Julia Courallet explique : "On fait l’isolation extérieure, la pompe à chaleur, les deux portes d’entrée, la VMC. Les travaux ont commencé et on voit déjà la différence !"
Christine Alegre, la conseillère d’Oktave, reconnaît que l’évolution de la règlementation impacte fortement son activité : "Depuis l’année dernière, on a beaucoup de demandes de gestionnaires de biens ou de propriétaires bailleurs. Ils s’inquiètent de ne plus pouvoir louer leurs logements dans les années à venir. Ils nous demandent de faire un bilan énergétique et des préconisations de travaux à réaliser pour pouvoir sortir leurs logements des passoires énergétiques".
La particularité de la situation strasbourgeoise
Avec 17% de passoires thermiques (logements classés F et G), l’Alsace est dans la moyenne nationale. Selon le classement énergétique des résidences principales en G, le Haut-Rhin compte plus de 5.000 logements indécents et le Bas-Rhin, plus de 6.400.
À Strasbourg, 35% du parc immobilier est concerné.
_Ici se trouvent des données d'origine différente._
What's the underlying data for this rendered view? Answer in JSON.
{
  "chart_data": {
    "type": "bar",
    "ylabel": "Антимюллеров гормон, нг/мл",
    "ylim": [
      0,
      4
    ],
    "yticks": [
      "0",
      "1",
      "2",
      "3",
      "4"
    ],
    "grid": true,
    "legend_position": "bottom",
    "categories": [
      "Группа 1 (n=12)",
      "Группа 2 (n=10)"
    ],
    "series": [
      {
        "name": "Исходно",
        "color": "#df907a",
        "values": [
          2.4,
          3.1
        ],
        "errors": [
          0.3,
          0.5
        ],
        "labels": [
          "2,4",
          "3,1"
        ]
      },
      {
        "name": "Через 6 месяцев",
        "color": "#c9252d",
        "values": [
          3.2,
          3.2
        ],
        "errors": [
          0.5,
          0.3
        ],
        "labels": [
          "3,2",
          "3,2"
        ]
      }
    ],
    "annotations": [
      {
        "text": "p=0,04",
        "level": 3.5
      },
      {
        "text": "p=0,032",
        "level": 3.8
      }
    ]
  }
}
La capitale européenne compte deux quartiers classés au patrimoine mondial de l’Unesco : la Grande Ile depuis 1988 et la Neustadt depuis 2017. Si la situation est enviable d’un point de vue patrimonial, elle l’est nettement moins d’un point de vue énergétique.
Impossible d’envisager de toucher aux façades sans accord de la Direction régionale des affaires culturelles et des architectes des bâtiments de France. Il existe des solutions alternatives pour renforcer l’isolation (système de double-fenêtre, isolation par l’intérieur, etc.) mais elles sont beaucoup plus chères.